Our Client is seeking to hire a Senior Manager of Site Reliability Engineering who will lead a hybrid team responsible for the operations of the company platform. This is to include the design, implementation, automation, and support of our systems. You will work closely with our business-critical engineering teams and will lead our engineers and developers to ensure all systems are well engineered using practices like SLOs, error budgets, actionable alerts, retrospectives, and end-to-end ownership.
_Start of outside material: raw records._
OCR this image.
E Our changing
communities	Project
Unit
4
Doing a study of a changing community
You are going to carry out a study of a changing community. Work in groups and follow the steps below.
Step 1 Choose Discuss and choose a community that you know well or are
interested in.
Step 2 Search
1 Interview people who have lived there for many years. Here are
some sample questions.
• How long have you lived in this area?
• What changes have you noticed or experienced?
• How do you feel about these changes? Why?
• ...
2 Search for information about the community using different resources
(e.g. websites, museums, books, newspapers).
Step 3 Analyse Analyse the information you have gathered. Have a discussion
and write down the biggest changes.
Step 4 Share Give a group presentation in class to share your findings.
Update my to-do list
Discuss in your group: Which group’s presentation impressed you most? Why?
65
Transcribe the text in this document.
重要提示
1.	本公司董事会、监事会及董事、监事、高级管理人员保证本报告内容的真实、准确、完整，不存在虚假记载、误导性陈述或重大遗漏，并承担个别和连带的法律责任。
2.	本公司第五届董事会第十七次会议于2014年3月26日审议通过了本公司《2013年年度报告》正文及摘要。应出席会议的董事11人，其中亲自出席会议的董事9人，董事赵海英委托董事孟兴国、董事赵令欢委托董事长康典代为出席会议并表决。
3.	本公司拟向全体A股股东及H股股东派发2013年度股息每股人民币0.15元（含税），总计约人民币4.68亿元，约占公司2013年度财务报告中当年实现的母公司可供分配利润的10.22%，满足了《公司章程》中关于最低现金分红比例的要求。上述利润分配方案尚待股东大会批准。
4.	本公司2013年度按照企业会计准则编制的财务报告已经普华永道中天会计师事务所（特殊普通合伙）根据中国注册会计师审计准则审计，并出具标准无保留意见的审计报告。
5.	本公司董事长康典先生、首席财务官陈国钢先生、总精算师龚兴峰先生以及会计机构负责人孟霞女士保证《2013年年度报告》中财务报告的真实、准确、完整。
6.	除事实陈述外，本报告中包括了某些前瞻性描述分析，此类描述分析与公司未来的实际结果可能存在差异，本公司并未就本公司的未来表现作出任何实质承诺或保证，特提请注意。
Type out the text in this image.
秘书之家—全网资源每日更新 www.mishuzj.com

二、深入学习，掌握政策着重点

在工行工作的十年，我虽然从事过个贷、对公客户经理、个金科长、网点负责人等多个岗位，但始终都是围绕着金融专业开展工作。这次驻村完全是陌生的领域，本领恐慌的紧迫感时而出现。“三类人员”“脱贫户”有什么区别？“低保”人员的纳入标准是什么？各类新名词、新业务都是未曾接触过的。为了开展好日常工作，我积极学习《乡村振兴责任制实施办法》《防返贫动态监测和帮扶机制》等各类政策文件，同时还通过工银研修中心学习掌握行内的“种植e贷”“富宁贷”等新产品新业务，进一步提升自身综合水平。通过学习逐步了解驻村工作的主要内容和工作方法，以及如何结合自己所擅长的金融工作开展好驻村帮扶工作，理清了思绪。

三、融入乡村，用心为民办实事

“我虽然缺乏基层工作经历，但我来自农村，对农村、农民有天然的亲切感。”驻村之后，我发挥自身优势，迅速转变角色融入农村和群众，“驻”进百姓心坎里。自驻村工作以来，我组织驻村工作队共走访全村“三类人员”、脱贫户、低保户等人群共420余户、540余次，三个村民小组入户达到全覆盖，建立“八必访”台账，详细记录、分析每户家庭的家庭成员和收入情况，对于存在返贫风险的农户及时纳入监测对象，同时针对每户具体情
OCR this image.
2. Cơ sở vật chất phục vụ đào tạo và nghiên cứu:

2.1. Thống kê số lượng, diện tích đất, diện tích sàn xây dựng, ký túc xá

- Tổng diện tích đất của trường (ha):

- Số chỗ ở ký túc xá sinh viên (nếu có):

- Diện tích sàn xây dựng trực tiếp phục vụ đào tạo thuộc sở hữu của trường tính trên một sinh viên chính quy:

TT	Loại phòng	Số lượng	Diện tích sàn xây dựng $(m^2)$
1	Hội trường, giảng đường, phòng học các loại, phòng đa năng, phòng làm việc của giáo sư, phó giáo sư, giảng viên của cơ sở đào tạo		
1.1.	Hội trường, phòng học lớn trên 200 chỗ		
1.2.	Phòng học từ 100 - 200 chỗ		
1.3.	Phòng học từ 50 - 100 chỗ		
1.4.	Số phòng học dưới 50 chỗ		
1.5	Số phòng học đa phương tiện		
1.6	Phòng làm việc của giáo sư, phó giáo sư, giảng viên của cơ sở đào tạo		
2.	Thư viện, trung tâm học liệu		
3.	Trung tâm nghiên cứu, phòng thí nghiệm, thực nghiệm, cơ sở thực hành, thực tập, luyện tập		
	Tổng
- Manage a hybrid team of local and remote employees supporting our platforms and systems.
- Strong history in implementing and maintaining SRE topics like SLOs, resilience, scaling, performance, and more.
- Troubleshoot priority incidents, facilitate blameless post-mortems.
- Develop and track KPIs related to our platforms and report them to upper management.
- Build and drive adoption for greater self-healing and resiliency patterns.
- Align engineering development requirements with the capabilities of the site infrastructure.
- Grow the team by capturing new talent and coaching existing talent.
Skills & Requirements:
- Bachelors Degree in Computer Science, Information Systems or equivalent.
- Requires 10+ years of Software engineering or Devops/SRE engineering experience.
- Requires 5+ years managing teams of various sizes across multiple timezones.
- 3-5 years of managing cloud systems, costing, and reporting (AWS Preferred).
- Strong communication, negotiation, and collaboration skills; ability to convey complex, emergent, problems in a way that lets us focus on solving the root cause of the problem, rather than its symptoms.
- Proven ability to make difficult decisions about what to prioritize and what to ignore. You identify where you can make the most beneficial impact for our customers and continue working until that benefit has been achieved.
- Excellent programming skills in Java/Python.
- Demonstrated experience in creating monitoring and reporting on current status and progress of initiatives.
- Demonstrated experience in automating/improving existing deployment and configuration processes.
- Experience and understanding of CI/CD tools. (Jenkins, Ansible, Cloudformation preferred).
- Familiarity with modern observability tools (Grafana, Prometheus, or equivalent).